Paddock apparently lived in Mesquite with his girlfriend, who was in Tokyo at the time of the shooting. Las Vegas police said they were seeking to interview her when she returned. Authorities said she had no connection with the attack.
The brothers were last in touch in early September, exchanging text messages about power outages after Hurricane Irma slammed into Florida, where their mother still lives.
‘‘He had nothing to do with any political organisation and religious organisations’’, Eric Paddock said.
Their father was Patrick Benjamin Paddock, a bank robber who was on the Federal Bureau of Investigation’s Most Wanted list in the 1960s and essentially unknown to his sons. The shooter himself had no criminal record, Las Vegas police said.
In recent weeks, Stephen Paddock made gambling transactions worth tens of thousands of dollars, although it was unclear whether they were wins or losses, NBC News reported, citing unidentified law enforcement officials.
Public records pointed to an itinerant existence across the American West and Southeast: Florida, a few years in California, a few years in other parts of Nevada.
In early 2015, he bought a modest two-storey home in a new housing development for retirees on the dusty edge of Mesquite, which straddles Nevada’s border with Arizona. ‘‘It’s a nice, clean home and nothing out of the ordinary,’’ said Quinn Averett, a Mesquite police department spokesma.

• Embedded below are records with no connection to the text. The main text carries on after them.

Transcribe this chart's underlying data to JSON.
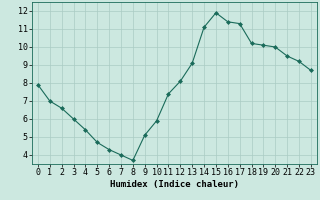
{
  "x": [
    0,
    1,
    2,
    3,
    4,
    5,
    6,
    7,
    8,
    9,
    10,
    11,
    12,
    13,
    14,
    15,
    16,
    17,
    18,
    19,
    20,
    21,
    22,
    23
  ],
  "y": [
    7.9,
    7.0,
    6.6,
    6.0,
    5.4,
    4.7,
    4.3,
    4.0,
    3.7,
    5.1,
    5.9,
    7.4,
    8.1,
    9.1,
    11.1,
    11.9,
    11.4,
    11.3,
    10.2,
    10.1,
    10.0,
    9.5,
    9.2,
    8.7
  ],
  "line_color": "#1a6b5a",
  "marker": "D",
  "marker_size": 2.0,
  "bg_color": "#cce8e0",
  "grid_color": "#aaccc4",
  "xlabel": "Humidex (Indice chaleur)",
  "xlim": [
    -0.5,
    23.5
  ],
  "ylim": [
    3.5,
    12.5
  ],
  "yticks": [
    4,
    5,
    6,
    7,
    8,
    9,
    10,
    11,
    12
  ],
  "xticks": [
    0,
    1,
    2,
    3,
    4,
    5,
    6,
    7,
    8,
    9,
    10,
    11,
    12,
    13,
    14,
    15,
    16,
    17,
    18,
    19,
    20,
    21,
    22,
    23
  ],
  "xlabel_fontsize": 6.5,
  "tick_fontsize": 6.0,
  "line_width": 0.8
}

The FBI said Paddock had no connection with international militant groups.
Before moving to Mesquite, Nevada, he lived in another town called Mesquite, in Texas, where he worked as the manager of an apartment complex called Central Park.

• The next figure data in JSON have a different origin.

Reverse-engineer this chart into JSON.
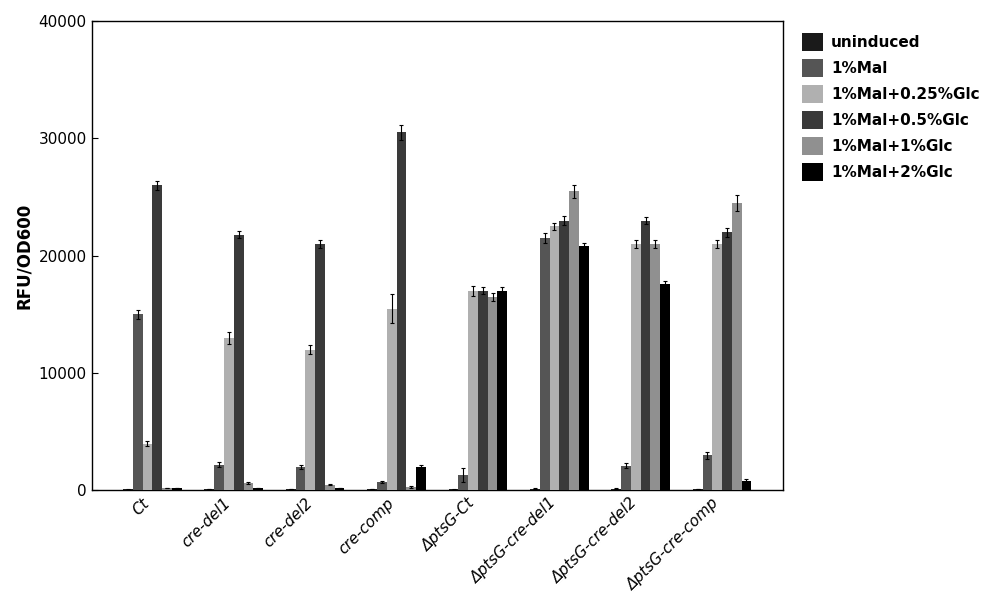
{
  "categories": [
    "Ct",
    "cre-del1",
    "cre-del2",
    "cre-comp",
    "ΔptsG-Ct",
    "ΔptsG-cre-del1",
    "ΔptsG-cre-del2",
    "ΔptsG-cre-comp"
  ],
  "series": [
    {
      "label": "uninduced",
      "color": "#1a1a1a",
      "values": [
        100,
        100,
        100,
        100,
        100,
        150,
        150,
        100
      ],
      "errors": [
        20,
        15,
        15,
        15,
        20,
        20,
        20,
        15
      ]
    },
    {
      "label": "1%Mal",
      "color": "#555555",
      "values": [
        15000,
        2200,
        2000,
        700,
        1300,
        21500,
        2100,
        3000
      ],
      "errors": [
        400,
        200,
        200,
        100,
        600,
        400,
        200,
        300
      ]
    },
    {
      "label": "1%Mal+0.25%Glc",
      "color": "#b0b0b0",
      "values": [
        4000,
        13000,
        12000,
        15500,
        17000,
        22500,
        21000,
        21000
      ],
      "errors": [
        250,
        500,
        400,
        1200,
        400,
        300,
        350,
        350
      ]
    },
    {
      "label": "1%Mal+0.5%Glc",
      "color": "#3a3a3a",
      "values": [
        26000,
        21800,
        21000,
        30500,
        17000,
        23000,
        23000,
        22000
      ],
      "errors": [
        400,
        300,
        300,
        600,
        300,
        400,
        300,
        400
      ]
    },
    {
      "label": "1%Mal+1%Glc",
      "color": "#909090",
      "values": [
        200,
        600,
        500,
        300,
        16500,
        25500,
        21000,
        24500
      ],
      "errors": [
        30,
        80,
        60,
        60,
        350,
        550,
        350,
        650
      ]
    },
    {
      "label": "1%Mal+2%Glc",
      "color": "#000000",
      "values": [
        200,
        200,
        200,
        2000,
        17000,
        20800,
        17600,
        800
      ],
      "errors": [
        25,
        25,
        25,
        200,
        350,
        300,
        250,
        200
      ]
    }
  ],
  "ylabel": "RFU/OD600",
  "ylim": [
    0,
    40000
  ],
  "yticks": [
    0,
    10000,
    20000,
    30000,
    40000
  ],
  "background_color": "#ffffff",
  "bar_width": 0.12,
  "figsize": [
    10.0,
    6.08
  ],
  "dpi": 100
}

The Washington Post reported that Paddock had also worked as an accountant and had real estate investments.
In an address to the country, US President Donald Trump called the bloodbath ‘‘an act of pure evil’’. He ordered flags flown at half-staff.
While some in the crowd of
22,000 country music fans at the Route 91 festival hit the ground when the shooting began, others pushed for the crowded exits, shoving through narrow gates and climbing over fences as 40- to
50-round bursts of automatic weapons fire rained down on them.
The gunman appeared to fire unhindered for more than 10 minutes, according to radio traffic. Police frantically tried to locate him. Some thought the concert was being invaded by multiple shooters.
Las Vegas Mayor Carolyn Goodman said the attack was the work of a ‘‘crazed lunatic full of hate’’.
The previous deadliest mass shooting in modern US history took place in June 2016, when a gunman who professed support for Muslim extremist groups opened fire at a gay nightclub in Orlando, Florida, killing 49 people.